When it was announced that Ben Affleck would be the fifth actor ever to play the character on the big screen — sixth if you count Adam West in the 1966 movie based on the TV series — there was somewhat more than the expected speculative grumbling on the part of the Comic-Con chattering classes. Some wondered whether the filmmakers had made the right choice, and Affleck was one of them. “My first reaction was, ‘Are you sure?’ ” Affleck says. “At the time I was 40, 41, and had just finished Argo, and I felt like ‘This seems like a strange way to get to Batman.’ But Zack convinced me.”

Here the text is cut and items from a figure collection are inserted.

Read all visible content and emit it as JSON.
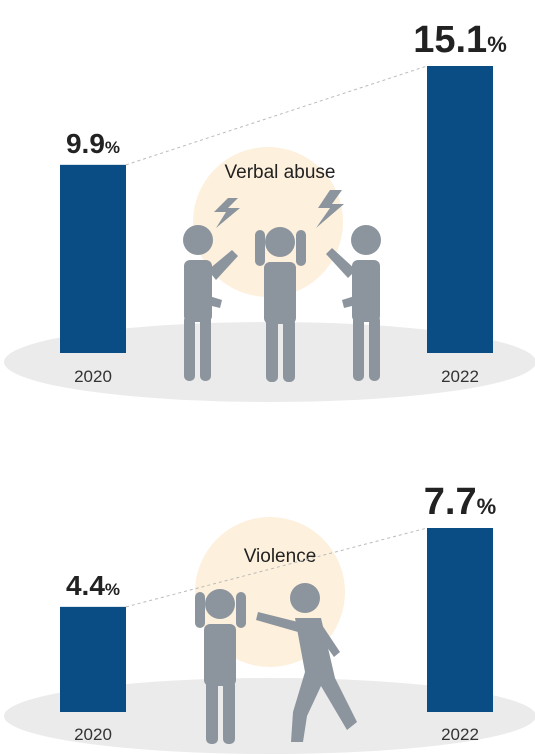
{
  "chart_data": [
    {
      "type": "bar",
      "title": "Verbal abuse",
      "categories": [
        "2020",
        "2022"
      ],
      "values": [
        9.9,
        15.1
      ],
      "unit": "%",
      "color": "#0a4d84"
    },
    {
      "type": "bar",
      "title": "Violence",
      "categories": [
        "2020",
        "2022"
      ],
      "values": [
        4.4,
        7.7
      ],
      "unit": "%",
      "color": "#0a4d84"
    }
  ]
}
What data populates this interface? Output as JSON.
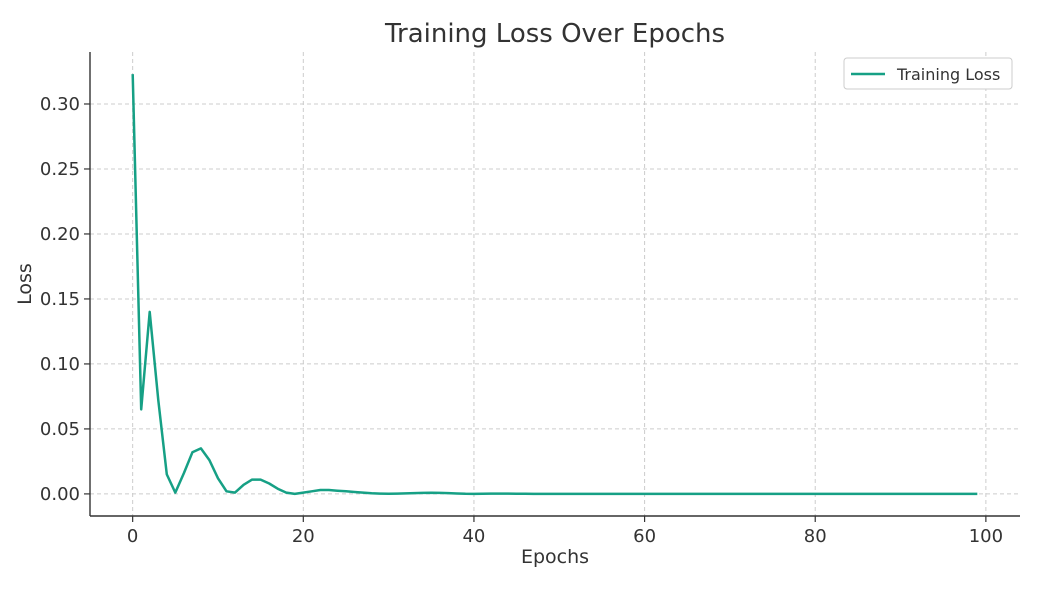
{
  "chart_data": {
    "type": "line",
    "title": "Training Loss Over Epochs",
    "xlabel": "Epochs",
    "ylabel": "Loss",
    "xlim": [
      -5,
      104
    ],
    "ylim": [
      -0.017,
      0.34
    ],
    "xticks": [
      0,
      20,
      40,
      60,
      80,
      100
    ],
    "yticks": [
      0.0,
      0.05,
      0.1,
      0.15,
      0.2,
      0.25,
      0.3
    ],
    "xtick_labels": [
      "0",
      "20",
      "40",
      "60",
      "80",
      "100"
    ],
    "ytick_labels": [
      "0.00",
      "0.05",
      "0.10",
      "0.15",
      "0.20",
      "0.25",
      "0.30"
    ],
    "grid": true,
    "legend_position": "top-right",
    "series": [
      {
        "name": "Training Loss",
        "color": "#16a085",
        "x": [
          0,
          1,
          2,
          3,
          4,
          5,
          6,
          7,
          8,
          9,
          10,
          11,
          12,
          13,
          14,
          15,
          16,
          17,
          18,
          19,
          20,
          21,
          22,
          23,
          24,
          25,
          26,
          27,
          28,
          29,
          30,
          31,
          32,
          33,
          34,
          35,
          36,
          37,
          38,
          39,
          40,
          41,
          42,
          43,
          44,
          45,
          46,
          47,
          48,
          49,
          50,
          51,
          52,
          53,
          54,
          55,
          56,
          57,
          58,
          59,
          60,
          61,
          62,
          63,
          64,
          65,
          66,
          67,
          68,
          69,
          70,
          71,
          72,
          73,
          74,
          75,
          76,
          77,
          78,
          79,
          80,
          81,
          82,
          83,
          84,
          85,
          86,
          87,
          88,
          89,
          90,
          91,
          92,
          93,
          94,
          95,
          96,
          97,
          98,
          99
        ],
        "values": [
          0.323,
          0.065,
          0.14,
          0.072,
          0.015,
          0.001,
          0.016,
          0.032,
          0.035,
          0.026,
          0.012,
          0.002,
          0.001,
          0.007,
          0.011,
          0.011,
          0.008,
          0.004,
          0.001,
          0.0,
          0.001,
          0.002,
          0.003,
          0.003,
          0.0025,
          0.002,
          0.0015,
          0.001,
          0.0005,
          0.0002,
          0.0001,
          0.0002,
          0.0004,
          0.0006,
          0.0008,
          0.0009,
          0.0008,
          0.0006,
          0.0003,
          0.0001,
          0.0,
          0.0001,
          0.0002,
          0.0002,
          0.0002,
          0.0001,
          0.0001,
          0.0,
          0.0,
          0.0,
          0.0,
          0.0,
          0.0,
          0.0,
          0.0,
          0.0,
          0.0,
          0.0,
          0.0,
          0.0,
          0.0,
          0.0,
          0.0,
          0.0,
          0.0,
          0.0,
          0.0,
          0.0,
          0.0,
          0.0,
          0.0,
          0.0,
          0.0,
          0.0,
          0.0,
          0.0,
          0.0,
          0.0,
          0.0,
          0.0,
          0.0,
          0.0,
          0.0,
          0.0,
          0.0,
          0.0,
          0.0,
          0.0,
          0.0,
          0.0,
          0.0,
          0.0,
          0.0,
          0.0,
          0.0,
          0.0,
          0.0,
          0.0,
          0.0,
          0.0
        ]
      }
    ]
  }
}
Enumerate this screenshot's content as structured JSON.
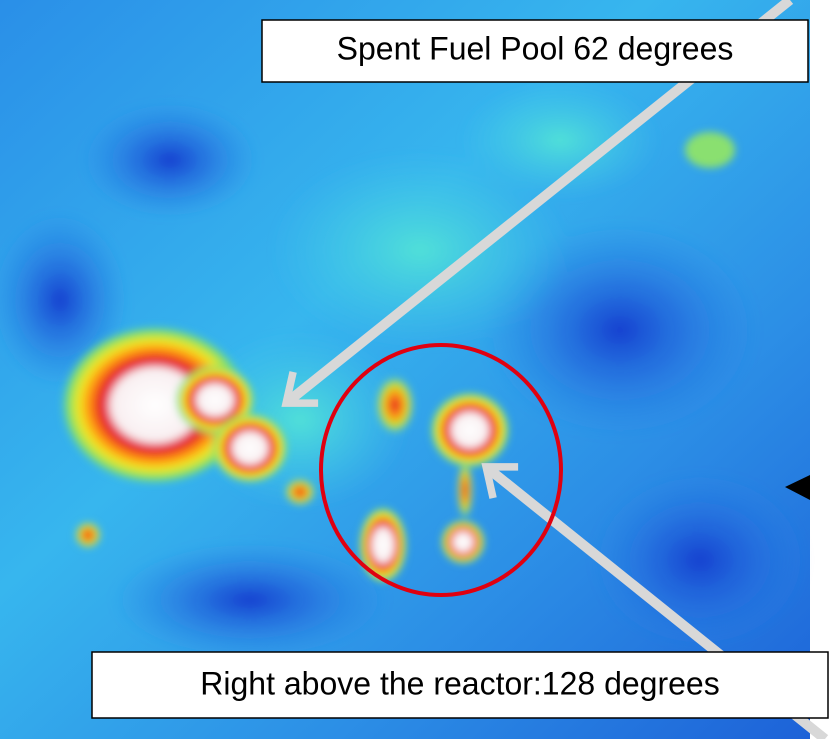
{
  "annotations": [
    {
      "label": "Spent Fuel Pool 62 degrees"
    },
    {
      "label": "Right above the reactor:128 degrees"
    }
  ]
}
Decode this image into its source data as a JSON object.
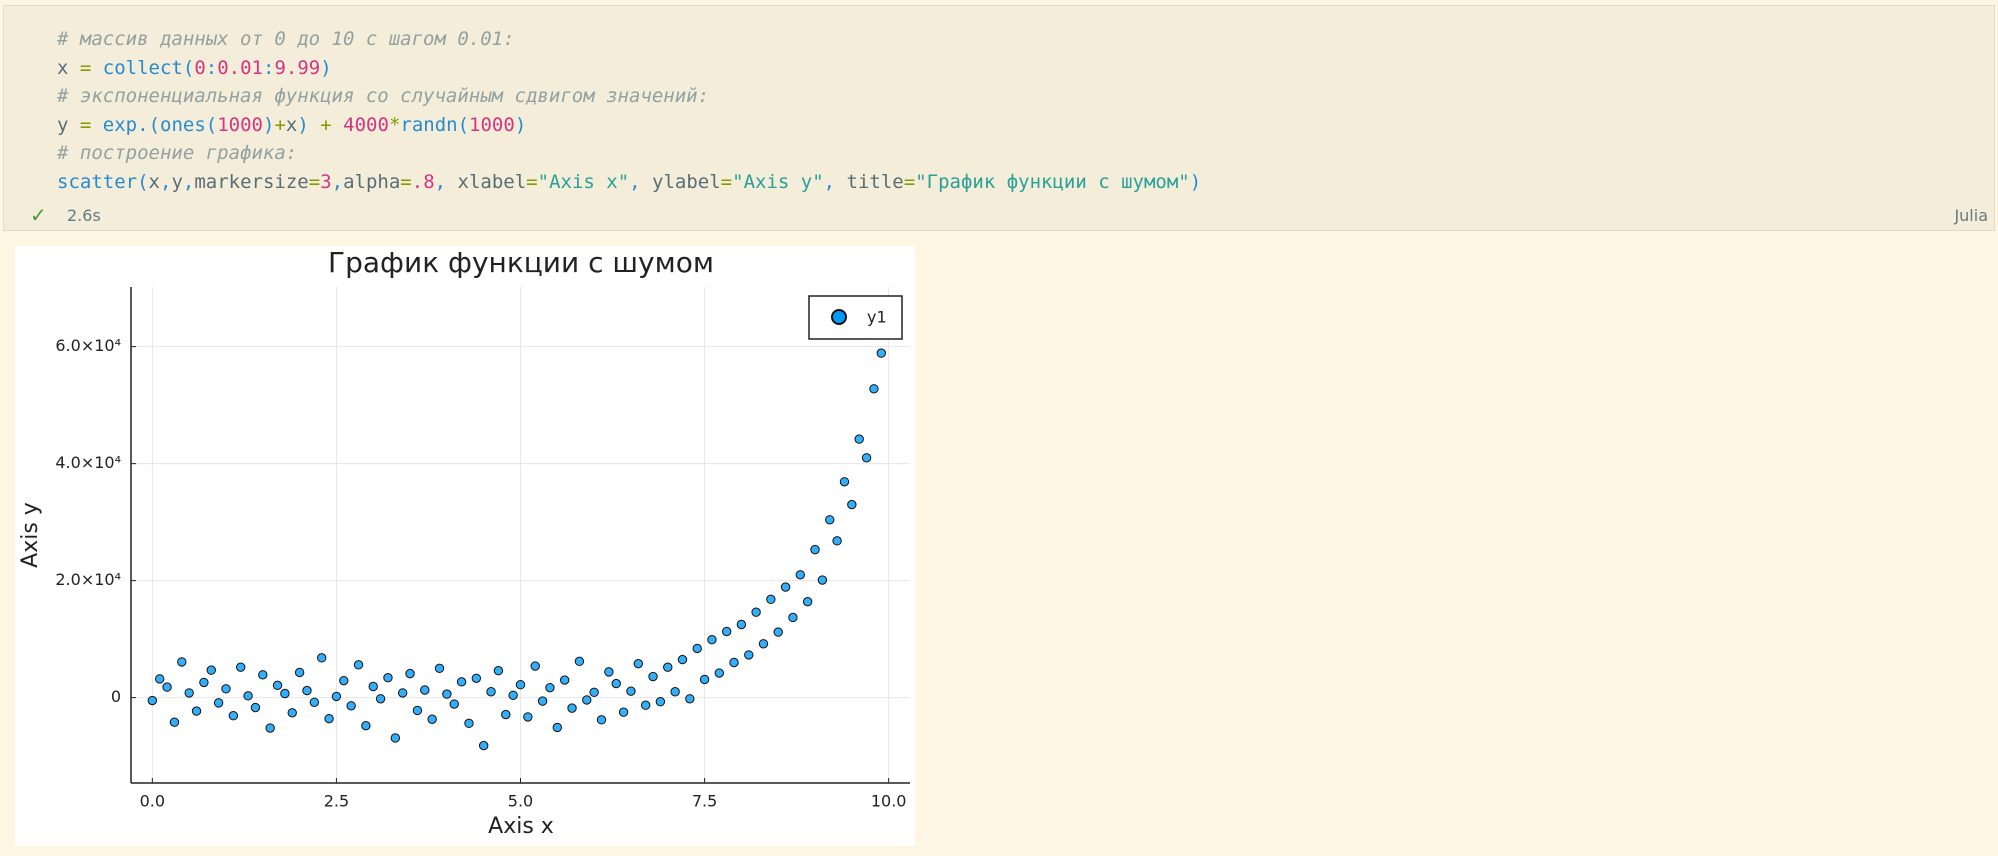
{
  "cell": {
    "code": [
      "# массив данных от 0 до 10 с шагом 0.01:",
      "x = collect(0:0.01:9.99)",
      "# экспоненциальная функция со случайным сдвигом значений:",
      "y = exp.(ones(1000)+x) + 4000*randn(1000)",
      "# построение графика:",
      "scatter(x,y,markersize=3,alpha=.8, xlabel=\"Axis x\", ylabel=\"Axis y\", title=\"График функции с шумом\")"
    ],
    "status_icon": "✓",
    "duration": "2.6s",
    "language": "Julia"
  },
  "chart_data": {
    "type": "scatter",
    "title": "График функции с шумом",
    "x_label": "Axis x",
    "y_label": "Axis y",
    "xlim": [
      -0.29,
      10.29
    ],
    "ylim": [
      -14600,
      70200
    ],
    "xticks": [
      {
        "value": 0,
        "label": "0.0"
      },
      2.5,
      {
        "value": 5,
        "label": "5.0"
      },
      7.5,
      {
        "value": 10,
        "label": "10.0"
      }
    ],
    "yticks": [
      0,
      {
        "value": 20000,
        "label": "2.0×10⁴"
      },
      {
        "value": 40000,
        "label": "4.0×10⁴"
      },
      {
        "value": 60000,
        "label": "6.0×10⁴"
      }
    ],
    "grid": true,
    "legend": "top-right",
    "series": [
      {
        "name": "y1",
        "color": "#009af9",
        "x": [
          0,
          0.1,
          0.2,
          0.3,
          0.4,
          0.5,
          0.6,
          0.7,
          0.8,
          0.9,
          1,
          1.1,
          1.2,
          1.3,
          1.4,
          1.5,
          1.6,
          1.7,
          1.8,
          1.9,
          2,
          2.1,
          2.2,
          2.3,
          2.4,
          2.5,
          2.6,
          2.7,
          2.8,
          2.9,
          3,
          3.1,
          3.2,
          3.3,
          3.4,
          3.5,
          3.6,
          3.7,
          3.8,
          3.9,
          4,
          4.1,
          4.2,
          4.3,
          4.4,
          4.5,
          4.6,
          4.7,
          4.8,
          4.9,
          5,
          5.1,
          5.2,
          5.3,
          5.4,
          5.5,
          5.6,
          5.7,
          5.8,
          5.9,
          6,
          6.1,
          6.2,
          6.3,
          6.4,
          6.5,
          6.6,
          6.7,
          6.8,
          6.9,
          7,
          7.1,
          7.2,
          7.3,
          7.4,
          7.5,
          7.6,
          7.7,
          7.8,
          7.9,
          8,
          8.1,
          8.2,
          8.3,
          8.4,
          8.5,
          8.6,
          8.7,
          8.8,
          8.9,
          9,
          9.1,
          9.2,
          9.3,
          9.4,
          9.5,
          9.6,
          9.7,
          9.8,
          9.9
        ],
        "values": [
          -500,
          3200,
          1800,
          -4200,
          6100,
          800,
          -2300,
          2600,
          4700,
          -900,
          1500,
          -3100,
          5200,
          300,
          -1700,
          3900,
          -5200,
          2100,
          700,
          -2600,
          4300,
          1200,
          -800,
          6800,
          -3600,
          200,
          2900,
          -1400,
          5600,
          -4800,
          1900,
          -200,
          3400,
          -6900,
          800,
          4100,
          -2200,
          1300,
          -3700,
          5000,
          600,
          -1100,
          2700,
          -4400,
          3300,
          -8200,
          1000,
          4600,
          -2900,
          400,
          2200,
          -3300,
          5400,
          -600,
          1700,
          -5100,
          3000,
          -1800,
          6200,
          -400,
          900,
          -3800,
          4400,
          2400,
          -2500,
          1100,
          5800,
          -1300,
          3600,
          -700,
          5200,
          1000,
          6500,
          -200,
          8400,
          3100,
          9900,
          4200,
          11300,
          6000,
          12500,
          7300,
          14600,
          9200,
          16800,
          11200,
          18900,
          13700,
          21000,
          16400,
          25300,
          20100,
          30400,
          26800,
          36900,
          33000,
          44200,
          41000,
          52800,
          58900
        ]
      }
    ]
  }
}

He says that the film plays up Batman’s age, as well as the dissolute cad side of Bruce Wayne. “He really keeps up the image of the playboy, actively,” he says. “So you have more of a dichotomy which I thought was really fun, and a little sad, like the aging playboy.”
Another reason Affleck took the gig: It’s been awhile since he’s been in a production this big and he wanted to see how the gears turn on the inside. “I thought if I was going to direct a movie like this, which I would like to do at some point, I need to have something of a refresher course of how these movies are done,” says Affleck, who has been recently rumored to be in the running to direct himself in a standalone Batman movie.
Hopefully by that point, both he and audiences will have accepted him as their Caped Crusader.